Avez-vous déjà remarqué les minces feuilles du hêtre, semblables à du parchemin, qui résistent courageusement tout au long de l’hiver? Et les feuilles de chêne au brun intense qui bruissent comme du papier dans le vent?
Pourquoi ces feuilles restent-elles accrochées alors que toutes les autres sont tombées au sol?
Pour répondre à cette question, nous devons prendre en compte à la fois la physiologie et l’évolution des arbres. Tous les arbres finissent par perdre leurs feuilles. Même si nous appelons les conifères des « arbres à feuillage persistant », ils perdent leurs feuilles en forme d’aiguilles une fois par an. C’est un lent processus individuel. À l’opposé du spectre, on trouve les arbres à feuilles caduques de la forêt boréale québécoise. Pour annoncer la fin de leur cycle l’automne venu, ils se parent de couleurs vives et laissent tomber leurs feuilles sur le tapis forestier.
Pendant très longtemps, les arbres à feuillage persistant étaient les seuls arbres sur terre. Au fil du temps, ils se sont adaptés aux changements et aux conditions climatiques. De nouvelles espèces sont apparues, dont les feuillus à grandes feuilles. Les conifères se servent de leurs aiguilles pour prolonger la photosynthèse et ainsi retarder la perte de nutriments due à la chute des feuilles. Les arbres à feuilles caduques ont adopté une autre stratégie d’évolution. Ils laissent tomber leurs feuilles afin de réduire la perte d’eau et les dommages causés par le gel pendant l’hiver, tout en utilisant leurs grandes feuilles pour accroître l’efficacité de la photosynthèse pendant l’été.
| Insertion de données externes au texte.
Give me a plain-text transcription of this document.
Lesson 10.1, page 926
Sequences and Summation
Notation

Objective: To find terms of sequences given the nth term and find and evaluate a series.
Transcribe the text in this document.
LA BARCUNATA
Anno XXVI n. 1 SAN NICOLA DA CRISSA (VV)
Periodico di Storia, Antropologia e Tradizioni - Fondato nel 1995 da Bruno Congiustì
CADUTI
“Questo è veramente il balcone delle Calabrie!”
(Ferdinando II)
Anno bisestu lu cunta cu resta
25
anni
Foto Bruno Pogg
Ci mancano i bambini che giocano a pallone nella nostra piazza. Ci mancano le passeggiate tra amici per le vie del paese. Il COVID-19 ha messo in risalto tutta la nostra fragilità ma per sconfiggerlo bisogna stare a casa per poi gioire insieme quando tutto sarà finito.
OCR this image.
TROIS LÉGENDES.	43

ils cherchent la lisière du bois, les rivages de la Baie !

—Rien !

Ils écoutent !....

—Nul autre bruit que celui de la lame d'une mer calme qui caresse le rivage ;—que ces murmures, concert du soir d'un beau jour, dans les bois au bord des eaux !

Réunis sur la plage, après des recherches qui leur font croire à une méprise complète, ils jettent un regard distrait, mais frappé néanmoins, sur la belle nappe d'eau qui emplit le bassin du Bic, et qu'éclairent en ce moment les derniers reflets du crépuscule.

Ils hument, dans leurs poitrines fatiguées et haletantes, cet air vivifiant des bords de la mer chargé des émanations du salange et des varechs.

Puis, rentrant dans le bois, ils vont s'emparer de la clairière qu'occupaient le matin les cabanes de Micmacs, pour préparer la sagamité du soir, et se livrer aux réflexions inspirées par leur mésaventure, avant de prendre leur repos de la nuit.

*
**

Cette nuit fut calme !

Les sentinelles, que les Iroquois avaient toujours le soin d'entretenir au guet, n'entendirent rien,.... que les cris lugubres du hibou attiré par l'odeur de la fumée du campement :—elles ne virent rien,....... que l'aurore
La forêt boréale abrite plusieurs essences d’arbres à feuillage persistant, comme le pin, la pruche et l’épinette. On y retrouve aussi de « nouveaux venus » (sur le plan de l’évolution) comme le bouleau, l’érable et le cerisier. Entre ces deux catégories se glissent le hêtre et le chêne dont les feuilles meurent, mais ne tombent pas. Les biologistes appellent cette rétention de la matière végétale morte la « marcescence ». Elle se produit lorsque les arbres conservent leurs feuilles parce qu’ils n’ont pas les enzymes nécessaires pour en déclencher la chute. On observe ce phénomène chez les jeunes arbres de même que sur les branches inférieures des arbres matures.
Pourquoi certains arbres ont-ils des feuilles marcescentes? On ne sait toujours pas pourquoi, mais plusieurs éléments de réponse ont été avancés.
En voici quelques-uns :
Les arbres conservent peut-être leurs feuilles pour éloigner les chevreuils et les souris.
Il est possible aussi que les feuilles retiennent la neige et, au printemps, libèrent de l’humidité pour favoriser la pousse au printemps.
Serait-ce aussi que les arbres s’adaptent à un milieu sec, infertile? On les voit souvent se regrouper pour faire concurrence aux autres arbres.
Se pourrait-il qu’en perdant leurs feuilles au printemps, ils ajoutent de nouvelles matières compostables au sol de la forêt, aidant ainsi l’arbre parent dans un environnement où chaque avantage compte.
Les feuilles protègent-elles les nouveaux rameaux et les bourgeons naissants contre le gel?
Le hêtre et le chêne appartiennent à la même famille que certaines espèces à feuillage persistant, dont les chênes verts et les chênes à tan, qui ne poussent pas dans notre région. Est-ce possible qu’ils accusent simplement un retard dans la longue marche de l’évolution ?
Partout où les feuilles de ces arbres se trouvent, elles ajoutent mouvement et couleur au paysage hivernal tout en noir et blanc. Un vrai plaisir pour les yeux, elles virevoltent au gré du vent, et s’accrochent jusqu’au printemps – comme nous.